Её кожа – от силы на пару тонов темнее комплекта, парное молоко покрытое жемчужной плёнкой. И я бы не раздумывая сорвал эти лишние, совершенно неинтересные мне тряпки, если бы Маша не забыла срезать бирку. Волновалась, маленькая. Для меня старалась.
– Красивая, – встаю перед ней на колени, не узнавая свой голос. Пальцами невесомо веду по бледной шее, дурея от того как она смотрит. Заворожено, словно пойманный в клетку зверёк. Но я вижу, на дне расширенных зрачков медленно густеет томление и это зрелище выбивает из меня последние сомнения. Я выдержу. И докажу, что обладаю кучей скрытых качеств: верностью, выдержкой, искренностью. Но не всё сразу.
Подавшись вперёд, ласкаю дыханием ключицы, осторожно высвобождая из кружевных чашечек грудь: одну, затем вторую – налитую с подобравшимся кофейным соском. Её возбуждение усиливает ответное возбуждение. Порывисто провожу губами по Машиным губам, стирая с них дрожащий влажный воздух. Ещё не поцелуй, но уже нечто на грани тотального краха окружающей нас действительности.
– Безумно красивая, – шепчу в приоткрытые губы, отчего Маша делает резкий выдох.
Под моей рукой бешено колотится сердце, продирает осознанием насколько мы ещё далеко. Она – не осознающая происходящего, и я – понимающий, что пока ещё рано.
Неторопливым ласкающим движением тяну вниз лямки бюстгальтера, опускаясь поцелуями к левому плечу и дальше к впадинке между ключиц. Чем ниже, тем дольше и требовательнее впиваюсь в молочную кожу. До тёмной мути перед глазами, до первого сорванного со сладких губ стона.
Я чувствую её дрожь под своей ладонью, когда чуть сжимаю сосок между пальцами – та перемещается мне под кожу и обжигает вены.
Я захлёбываюсь исходящим от Маши запахом, когда добираюсь ртом до второй груди – слишком тонким, слишком невесомым, чтобы подобрать ему название: нега, страсть, вожделение? Да всё в месте и в тридесятой степени.
Кажется время стоит на месте, звенит паузой в шорохе стягиваемых трусиков, застывает в жадном созерцании каждого открывающегося мне участка её тела, а затем срывается вскачь как ретивая лошадь, вместе со скользящим прикосновением к моим плечам. Малышка хочет большего... Именно просит. Сама.
Ну нет, дорогая. Пока я "опыт", будет только по-моему.
Руками подхватываю стройные ноги и, раскинув их на подлокотниках кресла по бокам от себя, плавно подтягиваю Машу ближе. Реакция не заставляет себя ждать, она в смятении закусывает губу, отправляя меня одним этим стыдливым действием прямиком в чистилище.
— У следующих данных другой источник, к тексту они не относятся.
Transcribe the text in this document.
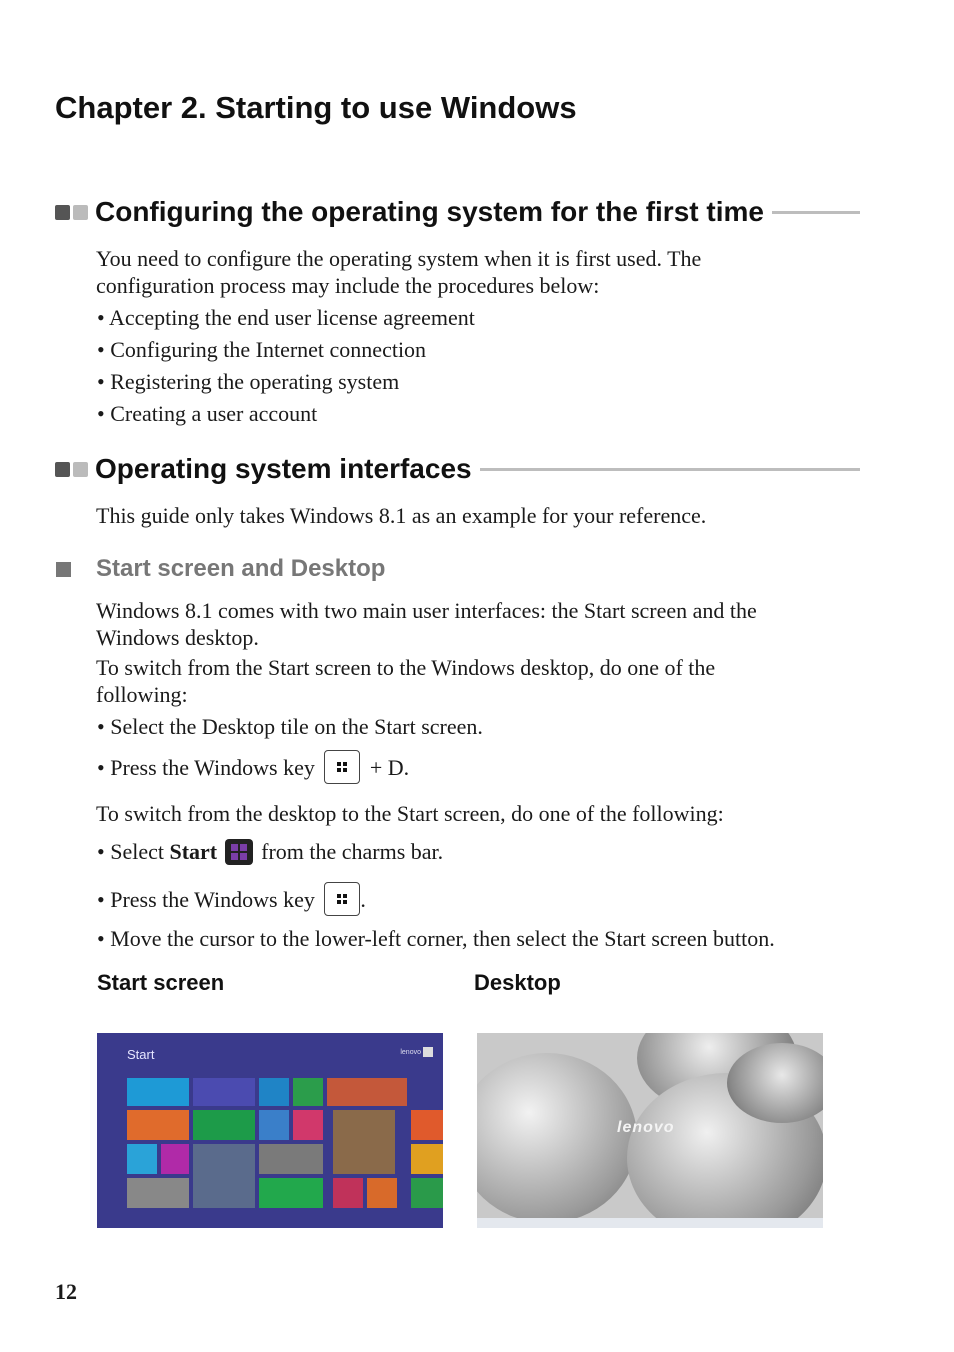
Chapter 2. Starting to use Windows
Configuring the operating system for the first time

You need to configure the operating system when it is first used. The
configuration process may include the procedures below:

• Accepting the end user license agreement

• Configuring the Internet connection

• Registering the operating system

• Creating a user account

Operating system interfaces

This guide only takes Windows 8.1 as an example for your reference.

Start screen and Desktop

Windows 8.1 comes with two main user interfaces: the Start screen and the
Windows desktop.

To switch from the Start screen to the Windows desktop, do one of the
following:

• Select the Desktop tile on the Start screen.

• Press the Windows key	+ D.

To switch from the desktop to the Start screen, do one of the following:

• Select Start from the charms bar.

• Press the Windows key .

• Move the cursor to the lower-left corner, then select the Start screen button.

Start screen	Desktop

Start	lenovo
lenovo

12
– Знаешь, о чём я думал дни напролёт? – грею дыханием впалый живот. Со стоном наслаждения обвожу языком продолговатый пупок. Её мышцы доверчиво расслабляются, а ресницы опускаются, пряча лихорадящий предвкушением взгляд. Маша только тихо ахает, когда я медленно перебираюсь чуть ниже и продолжаю ласкать тёплыми выдохами гладкую кожу в самом сокровенном местечке её тела. – Я думал о тебе. О том, что буду чувствовать. И даже не подозревал, что ловить твои ощущения не менее вкусно.
– Мир, что ты делаешь?
Запоздалый вопрос больше звучит как жалобная просьба и мои мысли обрываются ровно там, где начинаются. Я чувствую губами её огонь, смакую всеми фибрами её вкус. Маша такая влажная, такая нежная, сочная, что мне бы на месте Адама было плевать на то запретное яблоко. Потому что это слаще запрета, это больше чем всё. Это – ощущение на грани эмпатии, когда каждый мускул реагирует на отзыв её тела, а кайф свободно гуляет от одного к другому.
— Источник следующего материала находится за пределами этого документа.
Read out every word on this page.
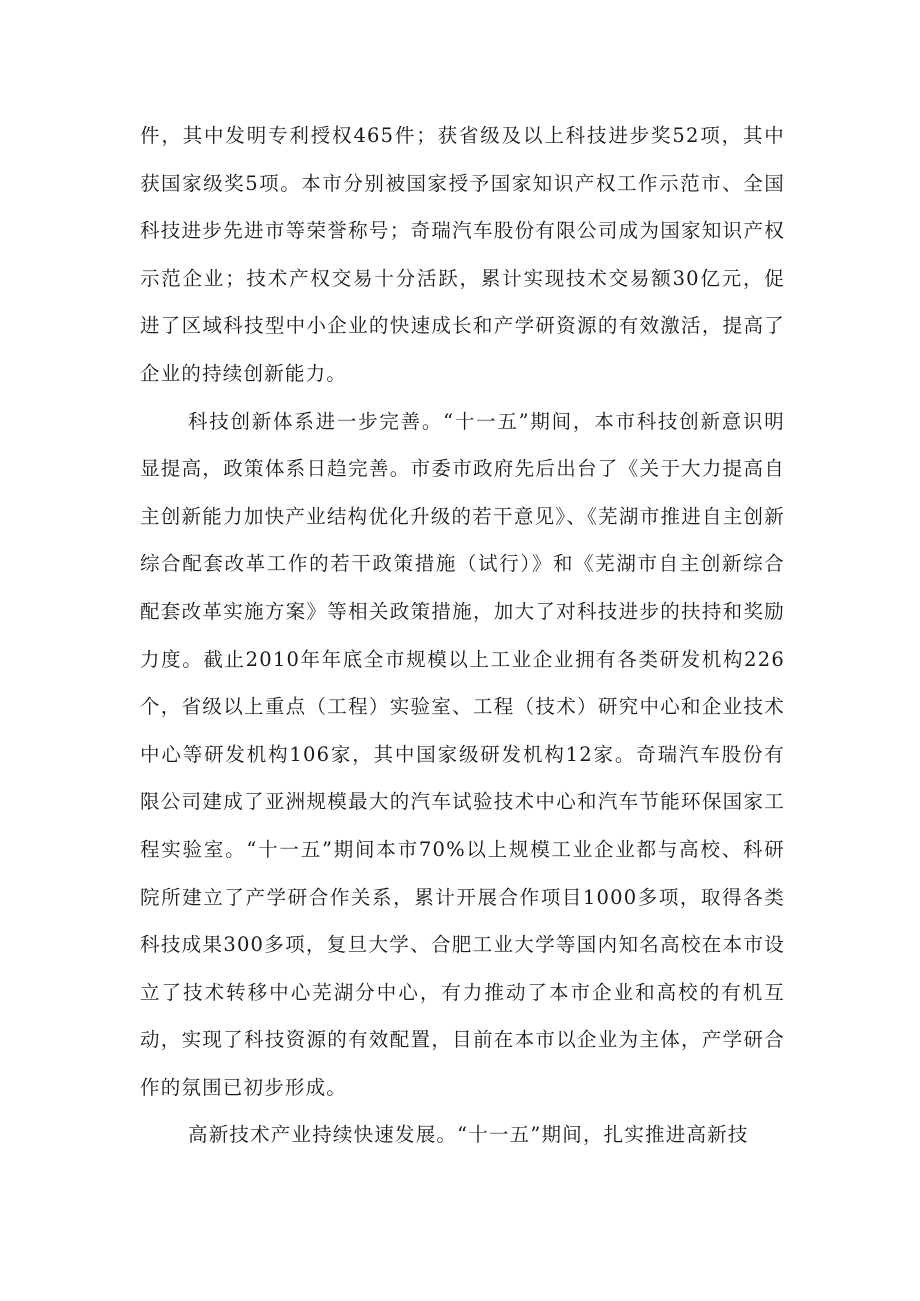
件，其中发明专利授权465件；获省级及以上科技进步奖52项，其中获国家级奖5项。本市分别被国家授予国家知识产权工作示范市、全国科技进步先进市等荣誉称号；奇瑞汽车股份有限公司成为国家知识产权示范企业；技术产权交易十分活跃，累计实现技术交易额30亿元，促进了区域科技型中小企业的快速成长和产学研资源的有效激活，提高了企业的持续创新能力。

科技创新体系进一步完善。“十一五”期间，本市科技创新意识明显提高，政策体系日趋完善。市委市政府先后出台了《关于大力提高自主创新能力加快产业结构优化升级的若干意见》、《芜湖市推进自主创新综合配套改革工作的若干政策措施（试行）》和《芜湖市自主创新综合配套改革实施方案》等相关政策措施，加大了对科技进步的扶持和奖励力度。截止2010年年底全市规模以上工业企业拥有各类研发机构226个，省级以上重点（工程）实验室、工程（技术）研究中心和企业技术中心等研发机构106家，其中国家级研发机构12家。奇瑞汽车股份有限公司建成了亚洲规模最大的汽车试验技术中心和汽车节能环保国家工程实验室。“十一五”期间本市70%以上规模工业企业都与高校、科研院所建立了产学研合作关系，累计开展合作项目1000多项，取得各类科技成果300多项，复旦大学、合肥工业大学等国内知名高校在本市设立了技术转移中心芜湖分中心，有力推动了本市企业和高校的有机互动，实现了科技资源的有效配置，目前在本市以企业为主体，产学研合作的氛围已初步形成。

高新技术产业持续快速发展。“十一五”期间，扎实推进高新技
Я чувствую себя как минимум художником, вырисовывая вокруг её клитора знак бесконечности, словно кисти используя то нижнюю – нежную – сторону языка, то более грубую – верхнюю. И гореть мне в аду, если это не самый отзывчивый холст на свете.
Я чувствую себя дирижёром, очерчивая кончиком языка чувствительный вход в её лоно: медленно, дразняще – так, чтобы Маша требовательно постанывала от удовольствия, бесстыдно выгибаясь мне навстречу. Чтобы ногти скребли подлокотники в поиске шаткой опоры – не для тела, но для разума, который, судя по участившемуся дыханию и бессознательным крикам, вот-вот её покинет. Такую неповторимую в своей для меня значимости, такую прекрасную в своей до меня жадности.
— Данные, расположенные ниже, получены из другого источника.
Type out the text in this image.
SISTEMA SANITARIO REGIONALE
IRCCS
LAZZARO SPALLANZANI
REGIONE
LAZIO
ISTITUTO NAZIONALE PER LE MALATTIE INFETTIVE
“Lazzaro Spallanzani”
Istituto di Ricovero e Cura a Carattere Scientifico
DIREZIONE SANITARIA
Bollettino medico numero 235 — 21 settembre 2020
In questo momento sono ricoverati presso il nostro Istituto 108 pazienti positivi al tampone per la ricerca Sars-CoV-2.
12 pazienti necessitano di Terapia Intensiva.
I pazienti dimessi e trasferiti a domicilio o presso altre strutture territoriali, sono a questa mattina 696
Кажется, прошло совсем немного времени, а её тело уже полностью мне подвластно. Я не тороплюсь. Язык скользит чуть плавнее вдоль разгорячённой чувствительной плоти, без нажима, но неотрывно, ни на миг не переставая дразнить тугой бугорок. Контрастом жёстко сминаю ладонями упругие ягодицы, желая продлить, приручить, проучить.
Она сама не отдаёт себе отчёт как беззастенчиво подсказывает чего хочет, как сбивает дыхание хриплой мольбой:
Пожалуйста... пожалуйста... пожалуйста...
Счастливой улыбкой касаюсь атласной кожи. С Машей я чувствую себя богом.
– Хочу тебя, – упрашивает она пересохшими губами. – Иначе хочу...
Забудь, дорогая. Нарочно не ввожу даже мизинца. Для опыта и этого предостаточно.
Но в остальном я наращиваю темп, теснее притираюсь губами, языком, сжимая упругие ягодицы так что пальцы сводит. Будут синяки. Много синяков. И пусть. Пусть вспоминает обо мне почаще, маленький ненасытный паучонок. Ещё одно движение, особенно тягучее... я слышу своё имя в крике-полустоне. Маша дрожит всеми мышцами, сводя меня с ума произведённым мною же эффектом.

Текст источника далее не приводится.